La presse a ses marronniers, les entreprises aussi. Il en est un qui se perd un peu, tout en se transformant en corvée, c’est la carte de vœux.
En 2020, j’ai écrit une fois pour toutes ce que je pensais sincèrement de cet exercice (UPI#2). J’invite les nouveaux lecteurs et celles et ceux qui ont oublié, à relire ce point de vue anticonformiste.
Malgré cela, nous avons produit comme chaque année une carte de vœux avec la mention :
En 2023, ne restez pas à l’étroit, ouvrez le champ des possibles !
En repensant à cette formule, je me suis dit qu’il serait intéressant de la développer pour comprendre ce qu’elle veut réellement dire, et ainsi en faire l’expression approfondie de mes vœux pour chacune et chacun d’entre vous.
Avant de commencer
Un pas dans l’inconnu a passé le cap des 100 numéros soit plus de 600 pages écrites, compte presque 1000 abonnés, et entre dans sa quatrième année.

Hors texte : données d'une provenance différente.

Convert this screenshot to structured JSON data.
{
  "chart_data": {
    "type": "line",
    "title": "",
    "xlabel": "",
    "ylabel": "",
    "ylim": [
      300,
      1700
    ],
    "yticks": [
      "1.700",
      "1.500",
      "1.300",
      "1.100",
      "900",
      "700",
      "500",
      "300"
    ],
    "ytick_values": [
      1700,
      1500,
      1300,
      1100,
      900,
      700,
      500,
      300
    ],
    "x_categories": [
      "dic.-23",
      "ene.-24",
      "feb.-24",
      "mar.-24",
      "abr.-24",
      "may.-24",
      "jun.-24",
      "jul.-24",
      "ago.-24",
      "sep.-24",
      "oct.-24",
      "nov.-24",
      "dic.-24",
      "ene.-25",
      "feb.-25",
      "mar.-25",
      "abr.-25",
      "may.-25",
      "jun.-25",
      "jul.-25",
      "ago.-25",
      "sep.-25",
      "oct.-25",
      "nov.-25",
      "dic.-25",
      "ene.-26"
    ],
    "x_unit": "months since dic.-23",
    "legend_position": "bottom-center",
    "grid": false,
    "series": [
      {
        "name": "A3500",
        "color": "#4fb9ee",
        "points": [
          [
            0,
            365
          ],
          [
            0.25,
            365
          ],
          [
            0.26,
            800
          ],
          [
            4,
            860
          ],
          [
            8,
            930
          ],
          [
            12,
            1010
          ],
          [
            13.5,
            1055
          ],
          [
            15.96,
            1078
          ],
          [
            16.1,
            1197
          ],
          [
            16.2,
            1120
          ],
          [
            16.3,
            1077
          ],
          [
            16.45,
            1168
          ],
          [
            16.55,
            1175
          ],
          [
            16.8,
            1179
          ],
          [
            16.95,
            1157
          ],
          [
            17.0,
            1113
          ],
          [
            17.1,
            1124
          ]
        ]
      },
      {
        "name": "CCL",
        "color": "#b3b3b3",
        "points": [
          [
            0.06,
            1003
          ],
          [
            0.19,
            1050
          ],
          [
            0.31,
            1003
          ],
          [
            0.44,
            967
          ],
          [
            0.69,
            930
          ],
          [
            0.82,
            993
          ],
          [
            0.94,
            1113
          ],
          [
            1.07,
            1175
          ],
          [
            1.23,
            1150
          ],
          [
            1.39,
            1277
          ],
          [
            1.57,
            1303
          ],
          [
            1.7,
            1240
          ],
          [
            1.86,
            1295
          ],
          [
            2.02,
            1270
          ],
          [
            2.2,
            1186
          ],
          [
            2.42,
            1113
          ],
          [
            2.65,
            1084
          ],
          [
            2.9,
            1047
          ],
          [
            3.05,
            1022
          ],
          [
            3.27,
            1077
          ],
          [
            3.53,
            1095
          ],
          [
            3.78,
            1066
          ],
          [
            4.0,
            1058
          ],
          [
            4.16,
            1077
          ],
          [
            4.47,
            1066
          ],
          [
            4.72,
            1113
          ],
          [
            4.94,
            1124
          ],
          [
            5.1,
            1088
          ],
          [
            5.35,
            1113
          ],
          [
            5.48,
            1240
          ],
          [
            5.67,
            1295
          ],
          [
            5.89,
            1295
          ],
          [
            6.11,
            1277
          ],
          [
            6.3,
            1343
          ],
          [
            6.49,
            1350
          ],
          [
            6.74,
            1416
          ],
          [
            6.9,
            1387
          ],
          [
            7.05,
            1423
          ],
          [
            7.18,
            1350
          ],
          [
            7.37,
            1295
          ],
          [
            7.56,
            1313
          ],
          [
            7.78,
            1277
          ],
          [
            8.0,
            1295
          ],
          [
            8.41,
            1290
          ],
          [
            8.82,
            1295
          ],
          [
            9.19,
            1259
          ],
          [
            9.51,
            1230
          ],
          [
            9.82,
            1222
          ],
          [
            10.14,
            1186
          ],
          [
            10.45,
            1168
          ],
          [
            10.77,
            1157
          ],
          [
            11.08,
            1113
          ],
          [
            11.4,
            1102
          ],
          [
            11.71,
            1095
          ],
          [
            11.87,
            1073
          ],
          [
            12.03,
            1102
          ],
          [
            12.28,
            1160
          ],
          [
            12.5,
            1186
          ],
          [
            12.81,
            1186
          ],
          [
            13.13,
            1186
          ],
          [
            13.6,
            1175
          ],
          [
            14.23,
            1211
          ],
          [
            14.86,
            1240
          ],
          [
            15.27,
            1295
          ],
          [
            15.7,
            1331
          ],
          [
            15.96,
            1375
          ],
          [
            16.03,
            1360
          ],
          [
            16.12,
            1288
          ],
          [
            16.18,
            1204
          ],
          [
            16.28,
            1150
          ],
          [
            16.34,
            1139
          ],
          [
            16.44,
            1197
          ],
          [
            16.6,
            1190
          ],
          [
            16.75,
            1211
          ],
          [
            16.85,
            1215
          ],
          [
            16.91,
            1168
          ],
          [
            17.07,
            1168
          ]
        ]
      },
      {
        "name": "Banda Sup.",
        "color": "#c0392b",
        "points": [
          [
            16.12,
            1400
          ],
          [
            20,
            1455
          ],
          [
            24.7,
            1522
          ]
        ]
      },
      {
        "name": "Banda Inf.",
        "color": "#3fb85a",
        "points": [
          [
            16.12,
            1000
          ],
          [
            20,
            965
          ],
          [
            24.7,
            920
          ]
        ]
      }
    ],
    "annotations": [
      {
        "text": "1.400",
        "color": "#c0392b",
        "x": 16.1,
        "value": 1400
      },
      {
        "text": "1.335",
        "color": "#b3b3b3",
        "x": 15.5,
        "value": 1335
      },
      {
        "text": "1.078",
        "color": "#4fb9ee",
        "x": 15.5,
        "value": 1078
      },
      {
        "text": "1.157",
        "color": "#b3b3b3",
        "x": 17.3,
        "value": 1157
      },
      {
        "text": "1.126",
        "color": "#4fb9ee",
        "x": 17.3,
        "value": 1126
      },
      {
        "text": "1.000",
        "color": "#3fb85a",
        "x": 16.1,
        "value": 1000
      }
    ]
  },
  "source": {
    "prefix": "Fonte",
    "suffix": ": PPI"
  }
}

J’ai envie de continuer, mais j’ai aussi envie de changer des choses. J’ai plusieurs idées, mais je ne vais rien révéler maintenant, car je me suis parfois engagé trop vite à faire des choses que je n’ai pas encore tenues (oui, je sais, je vous dois un livre !).
Je suis par contre tout à votre écoute pour connaître vos attentes et vos suggestions à propos de cette Newsletter.

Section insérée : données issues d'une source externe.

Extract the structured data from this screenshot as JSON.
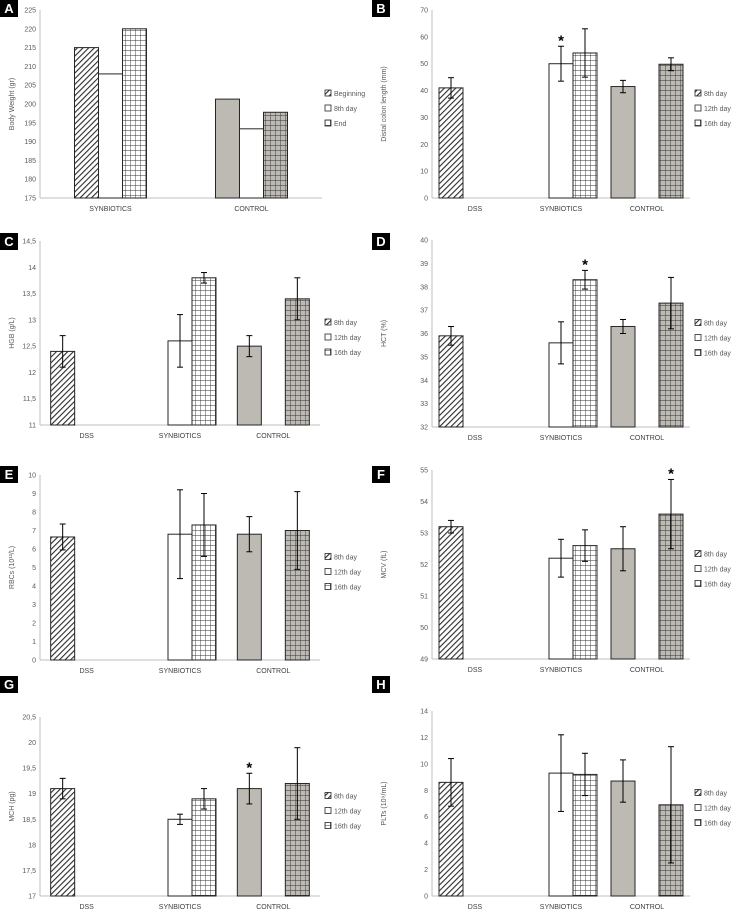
{
  "figure": {
    "title": ""
  },
  "chart_data": [
    {
      "panel": "A",
      "type": "bar",
      "categories": [
        "SYNBIOTICS",
        "CONTROL"
      ],
      "series": [
        {
          "name": "Beginning",
          "values": [
            215,
            201.3
          ],
          "pattern": "diag"
        },
        {
          "name": "8th day",
          "values": [
            208,
            193.4
          ],
          "pattern": "plain"
        },
        {
          "name": "End",
          "values": [
            220,
            197.8
          ],
          "pattern": "grid"
        }
      ],
      "errors": null,
      "stars": [],
      "ylabel": "Body Weight (gr)",
      "ylim": [
        175,
        225
      ],
      "yticks": [
        "175",
        "180",
        "185",
        "190",
        "195",
        "200",
        "205",
        "210",
        "215",
        "220",
        "225"
      ]
    },
    {
      "panel": "B",
      "type": "bar",
      "categories": [
        "DSS",
        "SYNBIOTICS",
        "CONTROL"
      ],
      "series": [
        {
          "name": "8th day",
          "values": [
            41,
            null,
            41.5
          ],
          "errors": [
            3.8,
            null,
            2.3
          ],
          "pattern": "diag"
        },
        {
          "name": "12th day",
          "values": [
            null,
            50,
            null
          ],
          "errors": [
            null,
            6.5,
            null
          ],
          "pattern": "plain"
        },
        {
          "name": "16th day",
          "values": [
            null,
            54,
            49.8
          ],
          "errors": [
            null,
            9,
            2.4
          ],
          "pattern": "grid"
        }
      ],
      "stars": [
        {
          "category": "SYNBIOTICS",
          "series": "12th day"
        }
      ],
      "ylabel": "Distal colon length (mm)",
      "ylim": [
        0,
        70
      ],
      "yticks": [
        "0",
        "10",
        "20",
        "30",
        "40",
        "50",
        "60",
        "70"
      ]
    },
    {
      "panel": "C",
      "type": "bar",
      "categories": [
        "DSS",
        "SYNBIOTICS",
        "CONTROL"
      ],
      "series": [
        {
          "name": "8th day",
          "values": [
            12.4,
            null,
            12.5
          ],
          "errors": [
            0.3,
            null,
            0.2
          ],
          "pattern": "diag"
        },
        {
          "name": "12th day",
          "values": [
            null,
            12.6,
            null
          ],
          "errors": [
            null,
            0.5,
            null
          ],
          "pattern": "plain"
        },
        {
          "name": "16th day",
          "values": [
            null,
            13.8,
            13.4
          ],
          "errors": [
            null,
            0.1,
            0.4
          ],
          "pattern": "grid"
        }
      ],
      "stars": [],
      "ylabel": "HGB (g/L)",
      "ylim": [
        11,
        14.5
      ],
      "yticks": [
        "11",
        "11,5",
        "12",
        "12,5",
        "13",
        "13,5",
        "14",
        "14,5"
      ]
    },
    {
      "panel": "D",
      "type": "bar",
      "categories": [
        "DSS",
        "SYNBIOTICS",
        "CONTROL"
      ],
      "series": [
        {
          "name": "8th day",
          "values": [
            35.9,
            null,
            36.3
          ],
          "errors": [
            0.4,
            null,
            0.3
          ],
          "pattern": "diag"
        },
        {
          "name": "12th day",
          "values": [
            null,
            35.6,
            null
          ],
          "errors": [
            null,
            0.9,
            null
          ],
          "pattern": "plain"
        },
        {
          "name": "16th day",
          "values": [
            null,
            38.3,
            37.3
          ],
          "errors": [
            null,
            0.4,
            1.1
          ],
          "pattern": "grid"
        }
      ],
      "stars": [
        {
          "category": "SYNBIOTICS",
          "series": "16th day"
        }
      ],
      "ylabel": "HCT (%)",
      "ylim": [
        32,
        40
      ],
      "yticks": [
        "32",
        "33",
        "34",
        "35",
        "36",
        "37",
        "38",
        "39",
        "40"
      ]
    },
    {
      "panel": "E",
      "type": "bar",
      "categories": [
        "DSS",
        "SYNBIOTICS",
        "CONTROL"
      ],
      "series": [
        {
          "name": "8th day",
          "values": [
            6.65,
            null,
            6.8
          ],
          "errors": [
            0.7,
            null,
            0.95
          ],
          "pattern": "diag"
        },
        {
          "name": "12th day",
          "values": [
            null,
            6.8,
            null
          ],
          "errors": [
            null,
            2.4,
            null
          ],
          "pattern": "plain"
        },
        {
          "name": "16th day",
          "values": [
            null,
            7.3,
            7.0
          ],
          "errors": [
            null,
            1.7,
            2.1
          ],
          "pattern": "grid"
        }
      ],
      "stars": [],
      "ylabel": "RBCs (10¹²/L)",
      "ylim": [
        0,
        10
      ],
      "yticks": [
        "0",
        "1",
        "2",
        "3",
        "4",
        "5",
        "6",
        "7",
        "8",
        "9",
        "10"
      ]
    },
    {
      "panel": "F",
      "type": "bar",
      "categories": [
        "DSS",
        "SYNBIOTICS",
        "CONTROL"
      ],
      "series": [
        {
          "name": "8th day",
          "values": [
            53.2,
            null,
            52.5
          ],
          "errors": [
            0.2,
            null,
            0.7
          ],
          "pattern": "diag"
        },
        {
          "name": "12th day",
          "values": [
            null,
            52.2,
            null
          ],
          "errors": [
            null,
            0.6,
            null
          ],
          "pattern": "plain"
        },
        {
          "name": "16th day",
          "values": [
            null,
            52.6,
            53.6
          ],
          "errors": [
            null,
            0.5,
            1.1
          ],
          "pattern": "grid"
        }
      ],
      "stars": [
        {
          "category": "CONTROL",
          "series": "16th day"
        }
      ],
      "ylabel": "MCV (fL)",
      "ylim": [
        49,
        55
      ],
      "yticks": [
        "49",
        "50",
        "51",
        "52",
        "53",
        "54",
        "55"
      ]
    },
    {
      "panel": "G",
      "type": "bar",
      "categories": [
        "DSS",
        "SYNBIOTICS",
        "CONTROL"
      ],
      "series": [
        {
          "name": "8th day",
          "values": [
            19.1,
            null,
            19.1
          ],
          "errors": [
            0.2,
            null,
            0.3
          ],
          "pattern": "diag"
        },
        {
          "name": "12th day",
          "values": [
            null,
            18.5,
            null
          ],
          "errors": [
            null,
            0.1,
            null
          ],
          "pattern": "plain"
        },
        {
          "name": "16th day",
          "values": [
            null,
            18.9,
            19.2
          ],
          "errors": [
            null,
            0.2,
            0.7
          ],
          "pattern": "grid"
        }
      ],
      "stars": [
        {
          "category": "CONTROL",
          "series": "8th day"
        }
      ],
      "ylabel": "MCH (pg)",
      "ylim": [
        17,
        20.5
      ],
      "yticks": [
        "17",
        "17,5",
        "18",
        "18,5",
        "19",
        "19,5",
        "20",
        "20,5"
      ]
    },
    {
      "panel": "H",
      "type": "bar",
      "categories": [
        "DSS",
        "SYNBIOTICS",
        "CONTROL"
      ],
      "series": [
        {
          "name": "8th day",
          "values": [
            8.6,
            null,
            8.7
          ],
          "errors": [
            1.8,
            null,
            1.6
          ],
          "pattern": "diag"
        },
        {
          "name": "12th day",
          "values": [
            null,
            9.3,
            null
          ],
          "errors": [
            null,
            2.9,
            null
          ],
          "pattern": "plain"
        },
        {
          "name": "16th day",
          "values": [
            null,
            9.2,
            6.9
          ],
          "errors": [
            null,
            1.6,
            4.4
          ],
          "pattern": "grid"
        }
      ],
      "stars": [],
      "ylabel": "PLTs (10⁹/mL)",
      "ylim": [
        0,
        14
      ],
      "yticks": [
        "0",
        "2",
        "4",
        "6",
        "8",
        "10",
        "12",
        "14"
      ]
    }
  ],
  "colors": {
    "bar_stroke": "#262626",
    "control_fill": "#bdbab4",
    "diag_stroke": "#2b2b2b",
    "grid_stroke": "#333333",
    "axis": "#bfbfbf",
    "label_bg": "#000000"
  }
}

Substack, l’outil que j’utilise pour produire et diffuser “Un pas dans l’inconnu” était à ses débuts lorsque j’ai commencé en 2020. Il est en train de s’imposer comme un vrai leader (et l’arrêt de Revue par Twitter le 18 janvier va renforcer cela). Il s’enrichit de fonctionnalités que pour le moment je n’exploite que très peu. Il y a peut-être là des pistes d’évolution. Pour celles et ceux qui ne l’ont pas encore essayée, vous pouvez aussi installer l’application Substack pour améliorer votre expérience de consultation des Newsletters.
Je serai heureux de vous retrouver régulièrement tout au long de cette nouvelle année qui s’annonce très riche et passionnante. Merci de me suivre.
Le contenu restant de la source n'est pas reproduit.